O que precisa mudar no Brasil para termos uma vida melhor? Esta pergunta foi feita pelo escritório brasileiro do Programa das Nações Unidas para o Desenvolvimento (PNUD Brasil) pela internet e em sete audiências públicas, com o objetivo de escolher o tema do próximo Relatório de Desenvolvimento Humano do Brasil, a sair no início de 2010. Participaram 500.000 brasileiros de todas as idades, faixa social, sexo e escolaridade, via internet ou nas audiências.

O resultado da pesquisa surpreendeu os pesquisadores do PNUD. A ‘receita' dos brasileiros para uma vida melhor passa por valores como respeito, responsabilidade e justiça. Também foram largamente citadas, honestidade, paz, consciência e ausência de preconceitos. O jornalista Clóvis Rossi chegou a escrever: "Para mim, o resultado é absolutamente surpreendente. Juraria que, fora um punhado de indignados, uma parcela importante, talvez majoritária, dos brasileiros tivesse incorporado exatamente o oposto, ou seja, a ausência de qualquer tipo de respeito a valores do tipo honestidade, responsabilidade e consciência" (FSP, 15.07.09).

A partir dos resultados, o PNUD organizou um Seminário em Brasília, com as seguintes questões: O que são valores? Como os valores são formados? Quais são os valores dos brasileiros? Como entender a formação histórica dos valores brasileiros? Como podemos explicar as contradições que surgem entre os valores e as atitudes das pessoas? Como os valores dos brasileiros podem ser comparados internacionalmente? Qual a relação entre valores e educação? Qual a relação entre valores e violência?

São estas as preocupações do Movimento Fé e Política que, dias 28 e 29 de novembro realiza em Ipatinga, MG, seu 7º Encontro nacional, com o tema CUIDAR DA VIDA: ESPIRITUALIDADE, ECOLOGIA E ECONOMIA (informações: www.fepolitica.org.br; www.fepoliticamg.org.br).

A crise econômica que aí está, a maior em décadas, que também é social, ambiental, de paradigmas e valores, leva ou obriga a repensar modelos de desenvolvimento, projetos de sociedade e novas bases e formas de espiritualidade. "A acumulação permanente de bens materiais não tem futuro. Se essa lógica continuar dominante, a humanidade caminha para o suicídio coletivo. (Bem-vindas as novas Idéias, Sílvio Caccia Bava, Le Monde Diplomatique Brasil, outubro/2009, p.3). Segue ele: "As múltiplas crises que atingem todo planeta desnudam um processo econômico e político perverso: a apropriação privada da riqueza social por uma minoria se acelera, concentra ainda mais poder e riqueza, é predatória com o meio ambiente e deixa as grandes maiorias longe dos benefícios do desenvolvimento.

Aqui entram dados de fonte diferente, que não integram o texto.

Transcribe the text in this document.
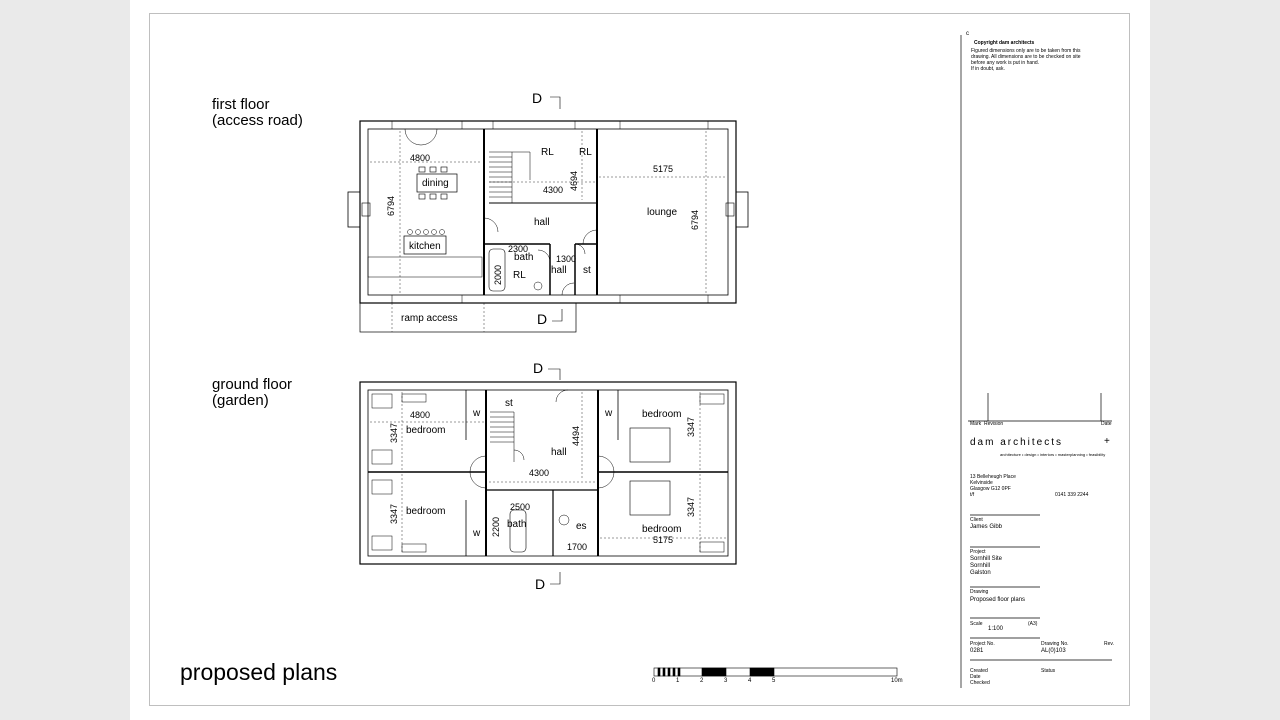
first floor
(access road)
ground floor
(garden)
proposed plans
D
D
dining
kitchen
hall
lounge
bath
hall st
RL	RL
RL
ramp access
4800
6794
4300 4694
5175
6794
2300
1300
2000
D
D
4800
bedroom
bedroom
bedroom
bedroom
st
hall
bath	es
w
w
w
3347
3347
4494
4300
3347
3347
2500
2200
1700
5175
0	1	2	3	4	5	10m
c
Copyright dam architects
Figured dimensions only are to be taken from this
drawing. All dimensions are to be checked on site
before any work is put in hand.
If in doubt, ask.
Mark Revision	Date
dam architects	+
architecture • design • interiors • masterplanning • feasibility
13 Belleheugh Place
Kelvinside
Glasgow G12 0PF
t/f	0141 339 2244
Client
James Gibb
Project
Sornhill Site
Sornhill
Galston
Drawing
Proposed floor plans
Scale	(A3)
1:100
Project No.
0281
Drawing No.
AL(0)103
Rev.
Created
Date
Checked
Status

A doutrina neoliberal, que se apresentava como representação e norma da sociedade e da política, está desmoralizada. (...) Os enormes custos sociais da crise atual, pagos pelo cidadão comum, a tornaram incapaz de produzir uma identidade nacional, uma imagem unificada da sociedade e processar os conflitos de interesses por suas instituições políticas de uma maneira aceitável para todos os seus membros".

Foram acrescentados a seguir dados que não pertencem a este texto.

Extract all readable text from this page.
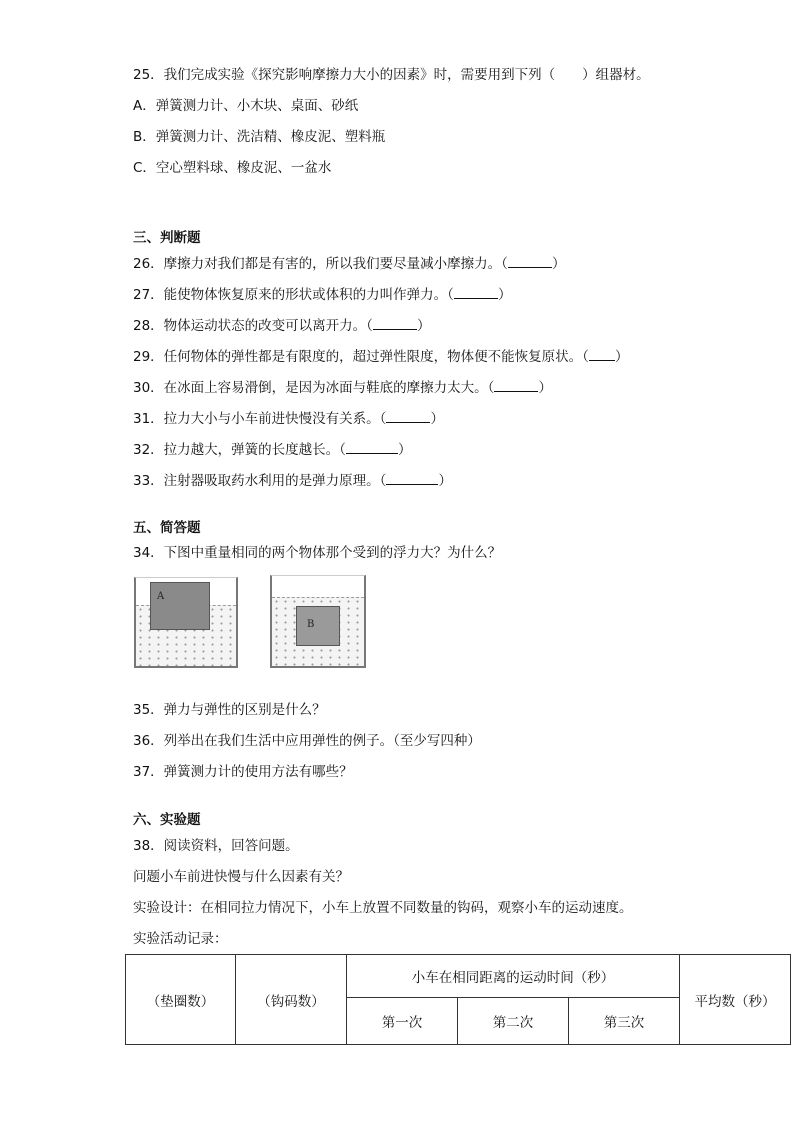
25．我们完成实验《探究影响摩擦力大小的因素》时，需要用到下列（　　）组器材。
A．弹簧测力计、小木块、桌面、砂纸
B．弹簧测力计、洗洁精、橡皮泥、塑料瓶
C．空心塑料球、橡皮泥、一盆水
三、判断题
26．摩擦力对我们都是有害的，所以我们要尽量减小摩擦力。（	）
27．能使物体恢复原来的形状或体积的力叫作弹力。（	）
28．物体运动状态的改变可以离开力。（	）
29．任何物体的弹性都是有限度的，超过弹性限度，物体便不能恢复原状。（ ）
30．在冰面上容易滑倒，是因为冰面与鞋底的摩擦力太大。（	）
31．拉力大小与小车前进快慢没有关系。（	）
32．拉力越大，弹簧的长度越长。（	）
33．注射器吸取药水利用的是弹力原理。（	）
五、简答题
34．下图中重量相同的两个物体那个受到的浮力大？为什么？
A
B
35．弹力与弹性的区别是什么？
36．列举出在我们生活中应用弹性的例子。（至少写四种）
37．弹簧测力计的使用方法有哪些？
六、实验题
38．阅读资料，回答问题。
问题小车前进快慢与什么因素有关？
实验设计：在相同拉力情况下，小车上放置不同数量的钩码，观察小车的运动速度。
实验活动记录：
（垫圈数）	（钩码数）	小车在相同距离的运动时间（秒）			平均数（秒）
		第一次	第二次	第三次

É preciso buscar novos caminhos, novos referenciais. Disse Luiz Pingueli numa reunião do Fórum de Mudanças Climáticas, com o CONSEA, ONGs e movimentos sociais, em preparação à COP-15, em Copenhage, em dezembro: "Não podemos medir a felicidade humana pelo consumo. E esta sociedade que está aí tende a ser consumista." Ou o grande historiador inglês Eric Hobsbawm, em Seminário com o título ‘O Leste: qual futuro depois do comunismo?': "O objetivo de uma economia não é o ganho, mas sim o bem-estar de toda a população. O crescimento econômico não é um fim, mas um meio para dar vida a sociedades boas, humanas e justas. Não importa como chamamos os regimes que buscam essa finalidade. Importa unicamente como e com quais prioridades saberemos combinar as potencialidades do setor público e do setor privado nas nossas economias mistas. Essa é a prioridade política mais importante do século XXI".

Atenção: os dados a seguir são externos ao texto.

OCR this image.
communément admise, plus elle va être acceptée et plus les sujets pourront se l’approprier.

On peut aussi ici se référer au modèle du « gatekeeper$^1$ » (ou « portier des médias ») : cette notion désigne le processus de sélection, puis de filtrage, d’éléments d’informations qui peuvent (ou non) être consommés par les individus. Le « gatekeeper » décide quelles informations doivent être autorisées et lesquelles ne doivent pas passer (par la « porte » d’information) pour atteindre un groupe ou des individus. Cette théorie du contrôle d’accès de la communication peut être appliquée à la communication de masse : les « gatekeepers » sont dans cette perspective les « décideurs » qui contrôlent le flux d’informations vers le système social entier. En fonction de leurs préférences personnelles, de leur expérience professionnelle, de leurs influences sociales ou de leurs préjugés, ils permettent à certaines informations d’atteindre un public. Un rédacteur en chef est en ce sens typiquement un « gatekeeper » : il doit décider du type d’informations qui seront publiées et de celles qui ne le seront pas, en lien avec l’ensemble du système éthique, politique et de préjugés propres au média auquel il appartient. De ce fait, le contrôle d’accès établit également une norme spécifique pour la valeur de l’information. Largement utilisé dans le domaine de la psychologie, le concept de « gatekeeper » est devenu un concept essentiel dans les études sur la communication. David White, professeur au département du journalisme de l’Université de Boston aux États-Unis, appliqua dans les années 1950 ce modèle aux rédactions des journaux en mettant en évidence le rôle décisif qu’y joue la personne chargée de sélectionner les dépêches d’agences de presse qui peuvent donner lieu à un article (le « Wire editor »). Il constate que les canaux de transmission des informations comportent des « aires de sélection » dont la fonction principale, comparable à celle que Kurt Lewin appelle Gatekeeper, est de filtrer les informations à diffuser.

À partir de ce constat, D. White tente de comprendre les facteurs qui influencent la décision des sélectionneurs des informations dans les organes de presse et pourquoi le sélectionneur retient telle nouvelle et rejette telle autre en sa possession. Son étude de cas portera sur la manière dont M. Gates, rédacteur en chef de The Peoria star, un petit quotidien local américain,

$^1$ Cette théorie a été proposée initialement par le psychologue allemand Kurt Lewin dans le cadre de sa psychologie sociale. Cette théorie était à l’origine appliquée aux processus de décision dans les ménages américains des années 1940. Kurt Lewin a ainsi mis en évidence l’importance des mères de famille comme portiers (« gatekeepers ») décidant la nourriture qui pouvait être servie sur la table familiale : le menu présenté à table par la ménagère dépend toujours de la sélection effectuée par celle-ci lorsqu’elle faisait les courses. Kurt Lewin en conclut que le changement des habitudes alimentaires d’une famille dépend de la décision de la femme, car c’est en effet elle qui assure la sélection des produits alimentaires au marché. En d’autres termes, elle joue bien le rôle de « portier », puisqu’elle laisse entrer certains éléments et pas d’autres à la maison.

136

Há novas perguntas e as respostas também devem ser novas. "O aspecto espiritual, o lado místico do ser humano é um importante aliado ao desenvolvimento do projeto de vida. Nosso projeto nunca terá sucesso se não colocarmos vida nele. A nossa vida. Não colhe quem não jogou primeiro o grão na terra. Assim ocorre com a nossa felicidade. Deus dá seus dons, como sementes férteis e valiosas, mas o ser humano precisa aprimorá-las, colocá-las na terra fértil e ter paciência para deixar crescer frutificar" (Antônio Mesquita Falcão, A Espiritualidade no Conflito, Adital, 17.09.09).

A busca por novos paradigmas, escreve Sílvio Caccia Bava, por novos paradigmas de produção e consumo, por um novo tipo de vida em sociedade, requer a apropriação da política pela cidadania, assim como a construção de novos espaços públicos para o debate sobre as alternativas para o desenvolvimento, debate bloqueado até agora pela visão economicista vigente, que exalta o crescimento e ignora seus efeitos na sociedade.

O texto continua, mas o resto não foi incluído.